優しい心を育むカトリック教育

教育方針

モンテッソーリ教育5つの分野について

日常生活

子どもが自立していくためにでてくる爆発的なエネルギーである「運動の敏感期」に対応する活動分野です。運動(動き)は, 子どもが起きてから寝るまでのすべての日常生活にちりばめられており, それらを実際の生活から抜き出して練習していきます。最終的には実生活で使えるように還元されていくものです。
実際の生活ではいろいろな動きが複雑に絡まっていたり, 大人用の道具では大きすぎて子どもが動きそのものを獲得しにくかったりします。そんな時に本物で子どもに合うサイズにできている用具を使って, 様々な運動の獲得をしていきます。

環境の世話

(運ぶ, せんたく, 注ぐ, 食卓の準備, 物のかたづけ, 椅子の移動等)

自分の世話

(衣服の着脱, 手を洗う, 髪をとかす等)

他人とのかかわり

(あいさつ, 物の受け渡し, 戸の開閉等)

手先の洗練のための個人的活動

(通す, 分ける, 切る, 折る, 貼る等)

運動の調整を身につける

感覚教育

感覚教育の目的は
(1)感覚器官の洗練 (2)感覚体験の整理 (3)数学的頭脳の育成を助ける (4)集中作業への契機を与えるという4つにあります。

「同じものがわかること(同一性=Pペアリング)」
「比較して順番にすること(順序性=Gグレーディング)」
「類別すること(集合=Sソーティング)」

モンテッソーリはこの3つを「知性」の働きと考えました。
感覚教具を通してこの3つの動作を行うことにより, 子どもの知性がより覚醒され, 感覚教育以降の知的教育分野へとつなげていこうと考えました。
子どもは「大小・長短・太細・軽重・明暗・濃淡・質感」などさまざまな概念を, 自分の感覚を使って体験することで, バランスの取れた五感の発達を目指します。
自分自身の器官を使うことで, これらの概念をしっかりととらえていき, 物事への理解力や学び方そのものが深まっていきます。

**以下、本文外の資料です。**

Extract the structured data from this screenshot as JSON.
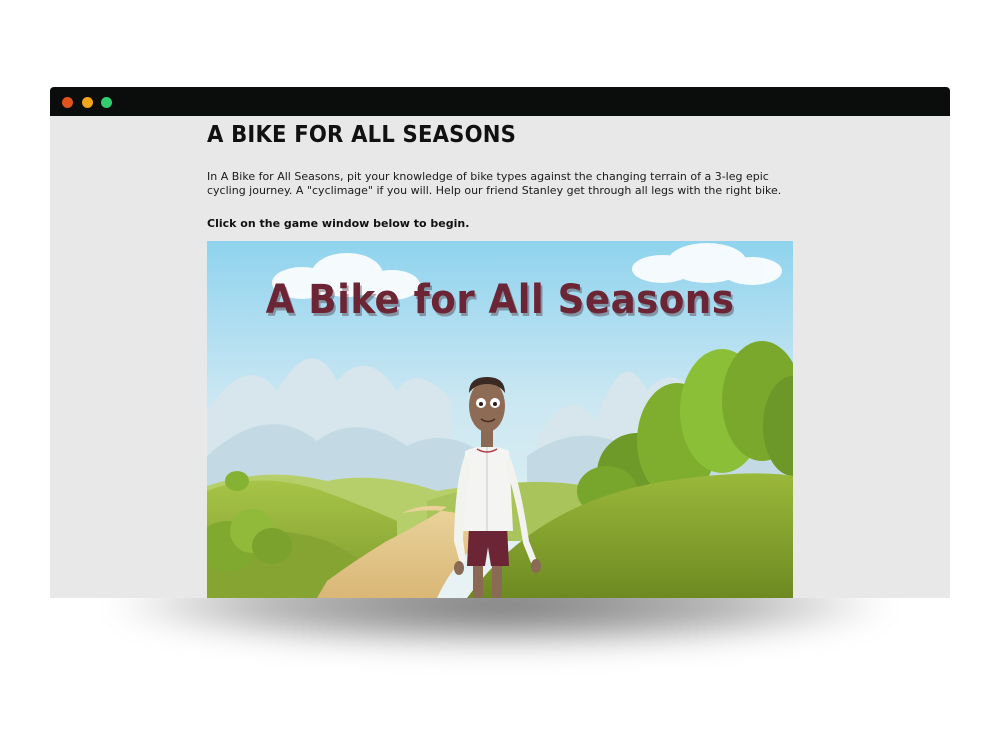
{
  "window": {
    "controls": [
      "close",
      "minimize",
      "maximize"
    ],
    "colors": {
      "close": "#e2541e",
      "minimize": "#efa51c",
      "maximize": "#2fcf6f",
      "titlebar": "#0b0d0d",
      "page_bg": "#e8e8e8"
    }
  },
  "page": {
    "title": "A BIKE FOR ALL SEASONS",
    "intro": "In A Bike for All Seasons, pit your knowledge of bike types against the changing terrain of a 3-leg epic cycling journey. A \"cyclimage\" if you will. Help our friend Stanley get through all legs with the right bike.",
    "cta": "Click on the game window below to begin."
  },
  "game": {
    "title": "A Bike for All Seasons",
    "title_color": "#6b2535"
  }
}
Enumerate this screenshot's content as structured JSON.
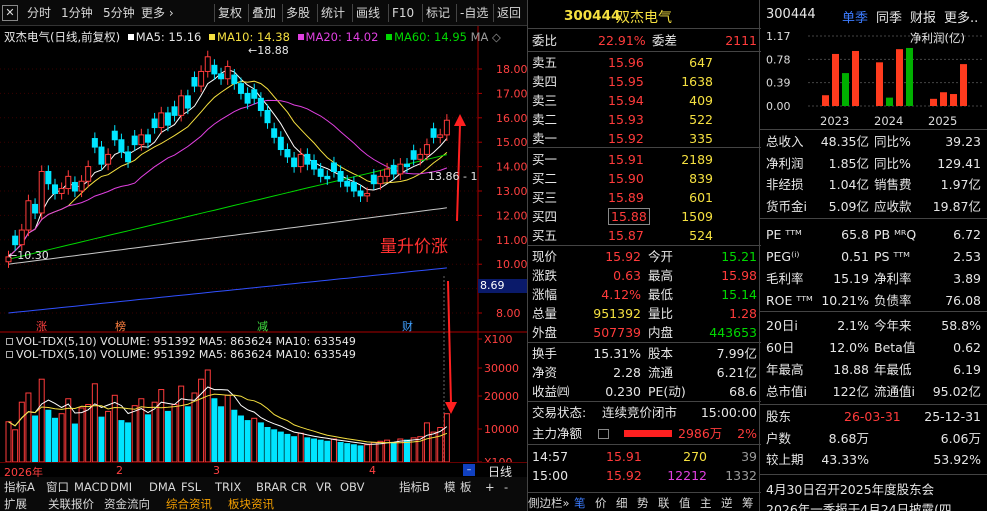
{
  "toolbar": {
    "items": [
      "分时",
      "1分钟",
      "5分钟",
      "更多",
      "复权",
      "叠加",
      "多股",
      "统计",
      "画线",
      "F10",
      "标记",
      "-自选",
      "返回"
    ],
    "more_arrow": "›"
  },
  "chart_header": {
    "title": "双杰电气(日线,前复权)",
    "ma5": "MA5: 15.16",
    "ma10": "MA10: 14.38",
    "ma20": "MA20: 14.02",
    "ma60": "MA60: 14.95",
    "ma_more": "MA ◇"
  },
  "price_axis": [
    "18.00",
    "17.00",
    "16.00",
    "15.00",
    "14.00",
    "13.00",
    "12.00",
    "11.00",
    "10.00",
    "9.00",
    "8.00"
  ],
  "price_marker": "8.69",
  "annotations": {
    "high": "18.88",
    "low": "10.30",
    "last": "13.86 - 1",
    "text": "量升价涨"
  },
  "event_tags": [
    "涨",
    "榜",
    "减",
    "财"
  ],
  "volume_header": [
    "VOL-TDX(5,10) VOLUME: 951392 MA5: 863624 MA10: 633549",
    "VOL-TDX(5,10) VOLUME: 951392 MA5: 863624 MA10: 633549"
  ],
  "volume_axis": [
    "X100",
    "30000",
    "20000",
    "10000",
    "X100"
  ],
  "date_axis": {
    "year": "2026年",
    "months": [
      "2",
      "3",
      "4"
    ],
    "label": "日线"
  },
  "bottom_tabs_row1": [
    "指标A",
    "窗口",
    "MACD",
    "DMI",
    "DMA",
    "FSL",
    "TRIX",
    "BRAR",
    "CR",
    "VR",
    "OBV",
    "指标B",
    "模",
    "板",
    "+",
    "-"
  ],
  "bottom_tabs_row2": [
    "扩展",
    "关联报价",
    "资金流向",
    "综合资讯",
    "板块资讯"
  ],
  "quote": {
    "code": "300444",
    "name": "双杰电气",
    "weibi_label": "委比",
    "weibi": "22.91%",
    "weicha_label": "委差",
    "weicha": "2111",
    "asks": [
      {
        "label": "卖五",
        "price": "15.96",
        "vol": "647"
      },
      {
        "label": "卖四",
        "price": "15.95",
        "vol": "1638"
      },
      {
        "label": "卖三",
        "price": "15.94",
        "vol": "409"
      },
      {
        "label": "卖二",
        "price": "15.93",
        "vol": "522"
      },
      {
        "label": "卖一",
        "price": "15.92",
        "vol": "335"
      }
    ],
    "bids": [
      {
        "label": "买一",
        "price": "15.91",
        "vol": "2189"
      },
      {
        "label": "买二",
        "price": "15.90",
        "vol": "839"
      },
      {
        "label": "买三",
        "price": "15.89",
        "vol": "601"
      },
      {
        "label": "买四",
        "price": "15.88",
        "vol": "1509"
      },
      {
        "label": "买五",
        "price": "15.87",
        "vol": "524"
      }
    ],
    "stats": [
      {
        "l1": "现价",
        "v1": "15.92",
        "l2": "今开",
        "v2": "15.21",
        "c1": "red",
        "c2": "green"
      },
      {
        "l1": "涨跌",
        "v1": "0.63",
        "l2": "最高",
        "v2": "15.98",
        "c1": "red",
        "c2": "red"
      },
      {
        "l1": "涨幅",
        "v1": "4.12%",
        "l2": "最低",
        "v2": "15.14",
        "c1": "red",
        "c2": "green"
      },
      {
        "l1": "总量",
        "v1": "951392",
        "l2": "量比",
        "v2": "1.28",
        "c1": "yellow",
        "c2": "red"
      },
      {
        "l1": "外盘",
        "v1": "507739",
        "l2": "内盘",
        "v2": "443653",
        "c1": "red",
        "c2": "green"
      }
    ],
    "stats2": [
      {
        "l1": "换手",
        "v1": "15.31%",
        "l2": "股本",
        "v2": "7.99亿"
      },
      {
        "l1": "净资",
        "v1": "2.28",
        "l2": "流通",
        "v2": "6.21亿"
      },
      {
        "l1": "收益㈣",
        "v1": "0.230",
        "l2": "PE(动)",
        "v2": "68.6"
      }
    ],
    "trade_state_label": "交易状态:",
    "trade_state": "连续竞价闭市",
    "trade_time": "15:00:00",
    "net_label": "主力净额",
    "net_value": "2986万",
    "net_pct": "2%",
    "ticks": [
      {
        "time": "14:57",
        "price": "15.91",
        "vol": "270",
        "num": "39"
      },
      {
        "time": "15:00",
        "price": "15.92",
        "vol": "12212",
        "num": "1332"
      }
    ],
    "bottom_tabs": [
      "側边栏»",
      "笔",
      "价",
      "细",
      "势",
      "联",
      "值",
      "主",
      "逆",
      "筹"
    ]
  },
  "fin": {
    "code": "300444",
    "tabs": [
      "单季",
      "同季",
      "财报",
      "更多.."
    ],
    "chart_title": "净利润(亿)",
    "chart_data": {
      "type": "bar",
      "ylim": [
        0,
        1.17
      ],
      "yticks": [
        "1.17",
        "0.78",
        "0.39",
        "0.00"
      ],
      "categories": [
        "2023",
        "2024",
        "2025"
      ],
      "values": [
        0.18,
        0.87,
        0.55,
        0.92,
        0.73,
        0.14,
        0.95,
        0.97,
        0.12,
        0.23,
        0.2,
        0.7
      ],
      "colors": [
        "#ff3b1e",
        "#ff3b1e",
        "#00b000",
        "#ff3b1e",
        "#ff3b1e",
        "#00b000",
        "#ff3b1e",
        "#00b000",
        "#ff3b1e",
        "#ff3b1e",
        "#ff3b1e",
        "#ff3b1e"
      ]
    },
    "rows": [
      {
        "l1": "总收入",
        "v1": "48.35亿",
        "l2": "同比%",
        "v2": "39.23"
      },
      {
        "l1": "净利润",
        "v1": "1.85亿",
        "l2": "同比%",
        "v2": "129.41"
      },
      {
        "l1": "非经损",
        "v1": "1.04亿",
        "l2": "销售费",
        "v2": "1.97亿"
      },
      {
        "l1": "货币金i",
        "v1": "5.09亿",
        "l2": "应收款",
        "v2": "19.87亿"
      }
    ],
    "rows2": [
      {
        "l1": "PE ᵀᵀᴹ",
        "v1": "65.8",
        "l2": "PB ᴹᴿQ",
        "v2": "6.72"
      },
      {
        "l1": "PEG⁽ⁱ⁾",
        "v1": "0.51",
        "l2": "PS ᵀᵀᴹ",
        "v2": "2.53"
      },
      {
        "l1": "毛利率",
        "v1": "15.19",
        "l2": "净利率",
        "v2": "3.89"
      },
      {
        "l1": "ROE ᵀᵀᴹ",
        "v1": "10.21%",
        "l2": "负债率",
        "v2": "76.08"
      }
    ],
    "rows3": [
      {
        "l1": "20日i",
        "v1": "2.1%",
        "l2": "今年来",
        "v2": "58.8%"
      },
      {
        "l1": "60日",
        "v1": "12.0%",
        "l2": "Beta值",
        "v2": "0.62"
      },
      {
        "l1": "年最高",
        "v1": "18.88",
        "l2": "年最低",
        "v2": "6.19"
      },
      {
        "l1": "总市值i",
        "v1": "122亿",
        "l2": "流通值i",
        "v2": "95.02亿"
      }
    ],
    "holder": {
      "label": "股东",
      "d1": "26-03-31",
      "d2": "25-12-31"
    },
    "holder_rows": [
      {
        "l": "户数",
        "v1": "8.68万",
        "v2": "6.06万"
      },
      {
        "l": "较上期",
        "v1": "43.33%",
        "v2": "53.92%"
      }
    ],
    "news": [
      "4月30日召开2025年度股东会",
      "2026年一季报于4月24日披露(四"
    ]
  },
  "colors": {
    "up": "#ff3b3b",
    "down": "#00e5ff",
    "ma5": "#ffffff",
    "ma10": "#f5e040",
    "ma20": "#e040e0",
    "ma60": "#00d800",
    "ma120": "#c8c8c8",
    "ma250": "#3050ff"
  }
}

・視覚, 触覚, 聴覚, 嗅覚, 味覚を使い, 物の同一性, 漸次性, 識別, 分類の力を養います。

言語教育

子どもの言語発達は「名称(名詞)を知ることから始まり, 性質に関する単語(形容詞)に移り, 物の関係を表す単語(動詞・助詞)におよぶ」と言われています。絵カード・文字カードなどそれぞれの発達に即した教具を使い, ただ文字を書くだけのお勉強とは違って「聞く・話す・読む・書く」作業を通して語彙を豊かにすることを目指します。

・語彙の拡充 ・話し言葉 ・書き言葉 ・読む ・その他

数教育


「数教育」も「感覚教育」を基礎としており, 子どもの手や指や体全体(触覚・視覚・聴覚など)を通して感覚に訴えながら, 子どもの中にある「数の敏感期」に対応していきます。具体的には, 色・形・大きさ・重さ・手触りなどの感覚要素を使い, 今まで「感覚的な量」として感じていたものから「数値化された量」へと移行していきます。系統化された多くの教具や実物を用いて, さまざまな量・数・重さなどを体感しながら図形や数, 重さ, 物の数え方などを学んでいきます。
このように算数を体系的に学び, 子どもが人格を形成するために必要な論理的に思考する力・理解力・判断力などを養うほか, 知性を覚醒させることが最大の目的となっています。

・具体物から抽象へ, 論理的な思考・数学的頭脳の育成を助けます。

文化教育

子どもは自分を取り巻くすべての環境に興味・探究心を持ちます。宇宙・世界・国・地域・そして家庭や園の中にあるような身近なものすべてのことが含まれます。歴史や地理, 天文, 地学, 植物に関すること, 生物に関すること, 科学など, さまざまな学問の初歩に触れていくうちに自分の好きな物事に出会う喜びを知り, また, 世界の国名と国旗, 地名と地図の一致などを通し, いろいろな国や違った文化があることを意識できるようになります。
ほんとうのグローバルとは, 地球の反対側にいる人たちを考えることができることです。モンテッソーリがめざす世界平和を築くための礎を培います。

・宗教
・地理・歴史
・自然科学
・クッキング…園庭の畑やプランターで育てたものを収穫し, 料理します。